Baa, baa, black sheep,
Have you any wool?
Yes, sir, yes, sir,
Three bags full;
One for the master,
And one for the dame,
And one for the little boy
Who lives down the lane
“This classic nursery rhyme has attracted recent controversy as it was believed to be politically incorrect, but most scholars agree that it has little to do with the slave trade. The most common conclusion is that it’s actually about the Great Custom, which was a tax on wool in the 13th century. Under the new taxes the price of a sack of wool was split between the farmer, king and church.
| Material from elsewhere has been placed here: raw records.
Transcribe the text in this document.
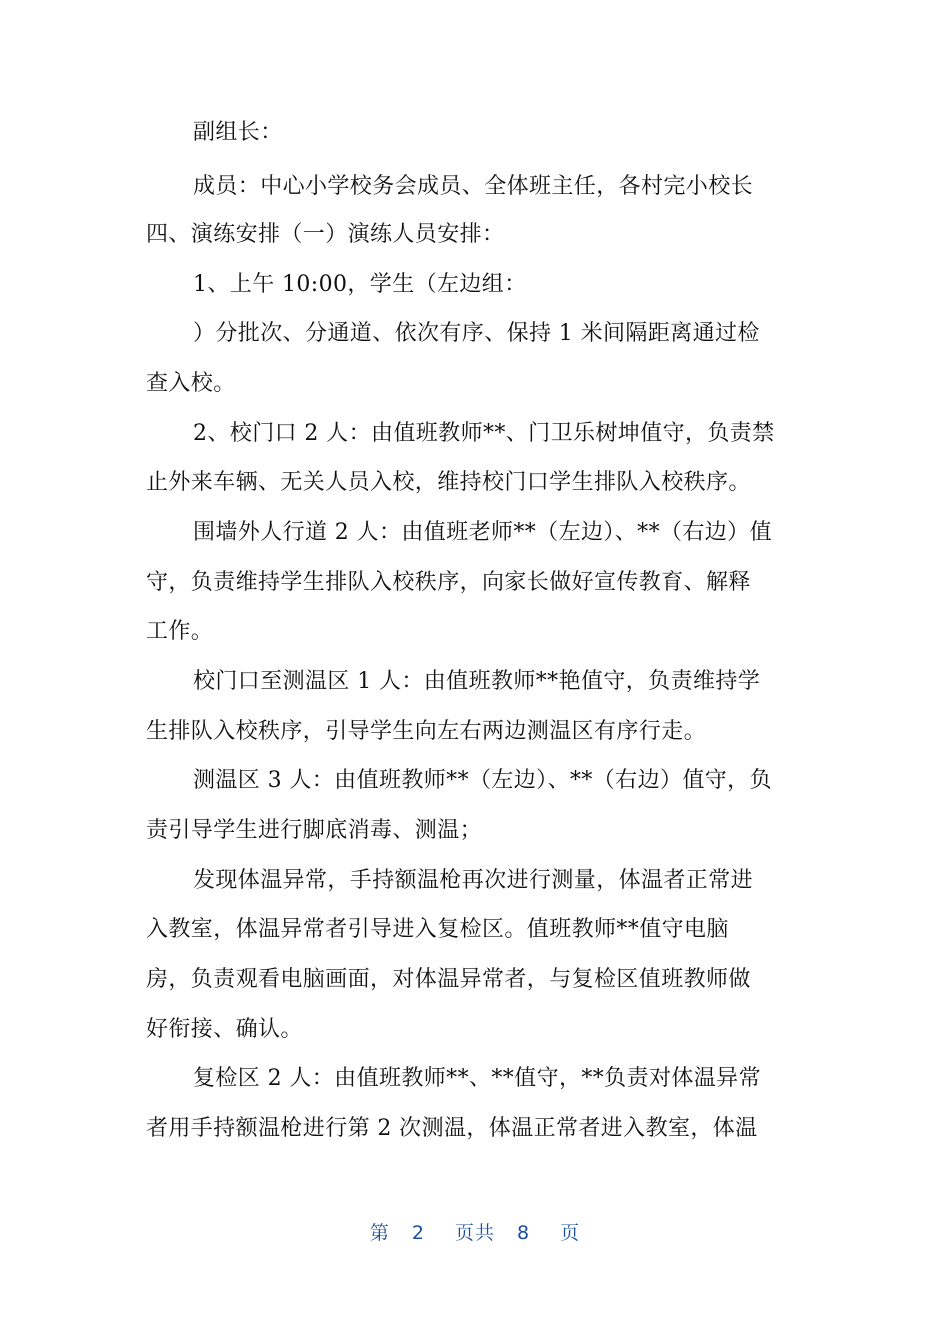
副组长：
成员：中心小学校务会成员、全体班主任，各村完小校长
四、演练安排（一）演练人员安排：
1、上午 10:00，学生（左边组：
）分批次、分通道、依次有序、保持 1 米间隔距离通过检
查入校。
2、校门口 2 人：由值班教师**、门卫乐树坤值守，负责禁
止外来车辆、无关人员入校，维持校门口学生排队入校秩序。
围墙外人行道 2 人：由值班老师**（左边）、**（右边）值
守，负责维持学生排队入校秩序，向家长做好宣传教育、解释
工作。
校门口至测温区 1 人：由值班教师**艳值守，负责维持学
生排队入校秩序，引导学生向左右两边测温区有序行走。
测温区 3 人：由值班教师**（左边）、**（右边）值守，负
责引导学生进行脚底消毒、测温；
发现体温异常，手持额温枪再次进行测量，体温者正常进
入教室，体温异常者引导进入复检区。值班教师**值守电脑
房，负责观看电脑画面，对体温异常者，与复检区值班教师做
好衔接、确认。
复检区 2 人：由值班教师**、**值守，**负责对体温异常
者用手持额温枪进行第 2 次测温，体温正常者进入教室，体温
第 2 页共 8 页
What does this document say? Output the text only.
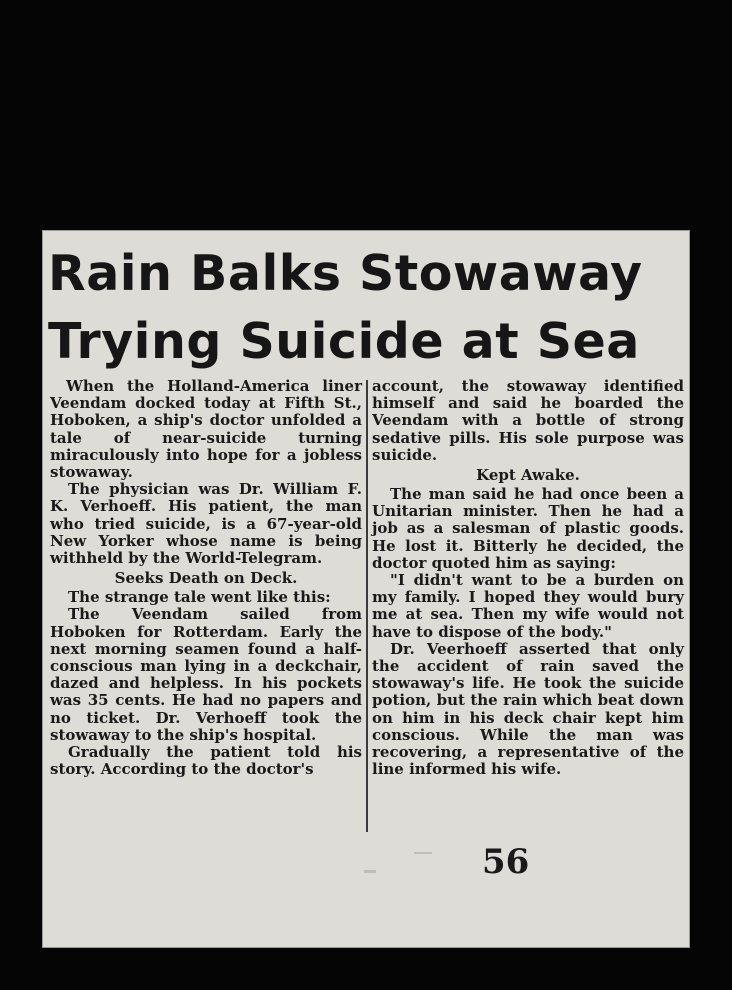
Rain Balks Stowaway
Trying Suicide at Sea

When the Holland-America liner Veendam docked today at Fifth St., Hoboken, a ship's doctor unfolded a tale of near-suicide turning miraculously into hope for a jobless stowaway.

The physician was Dr. William F. K. Verhoeff. His patient, the man who tried suicide, is a 67-year-old New Yorker whose name is being withheld by the World-Telegram.

Seeks Death on Deck.

The strange tale went like this:

The Veendam sailed from Hoboken for Rotterdam. Early the next morning seamen found a half-conscious man lying in a deckchair, dazed and helpless. In his pockets was 35 cents. He had no papers and no ticket. Dr. Verhoeff took the stowaway to the ship's hospital.

Gradually the patient told his story. According to the doctor's

account, the stowaway identified himself and said he boarded the Veendam with a bottle of strong sedative pills. His sole purpose was suicide.

Kept Awake.

The man said he had once been a Unitarian minister. Then he had a job as a salesman of plastic goods. He lost it. Bitterly he decided, the doctor quoted him as saying:

"I didn't want to be a burden on my family. I hoped they would bury me at sea. Then my wife would not have to dispose of the body."

Dr. Veerhoeff asserted that only the accident of rain saved the stowaway's life. He took the suicide potion, but the rain which beat down on him in his deck chair kept him conscious. While the man was recovering, a representative of the line informed his wife.

56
It takes on sinister connotations if you consider that the original last line was ‘And none for the little boy who cries down the lane’, indicating that the poor shepherd boys were left with no profits due to the heavy tax.” (Source: Historyanswers)
What do you think? Is black even a derogatory term? I believe it’s all in the context of how things are said and the intention behind the word. For example former president Barack Obama is often referred to as the first black president of the USA just as Martin Luther King is described as being instrumental in helping to end segregation between black and white Americans. The use of the word black even in these instances is in no way racist and in fact is used by Obama and King themselves.
So let’s just leave the poor black sheep alone!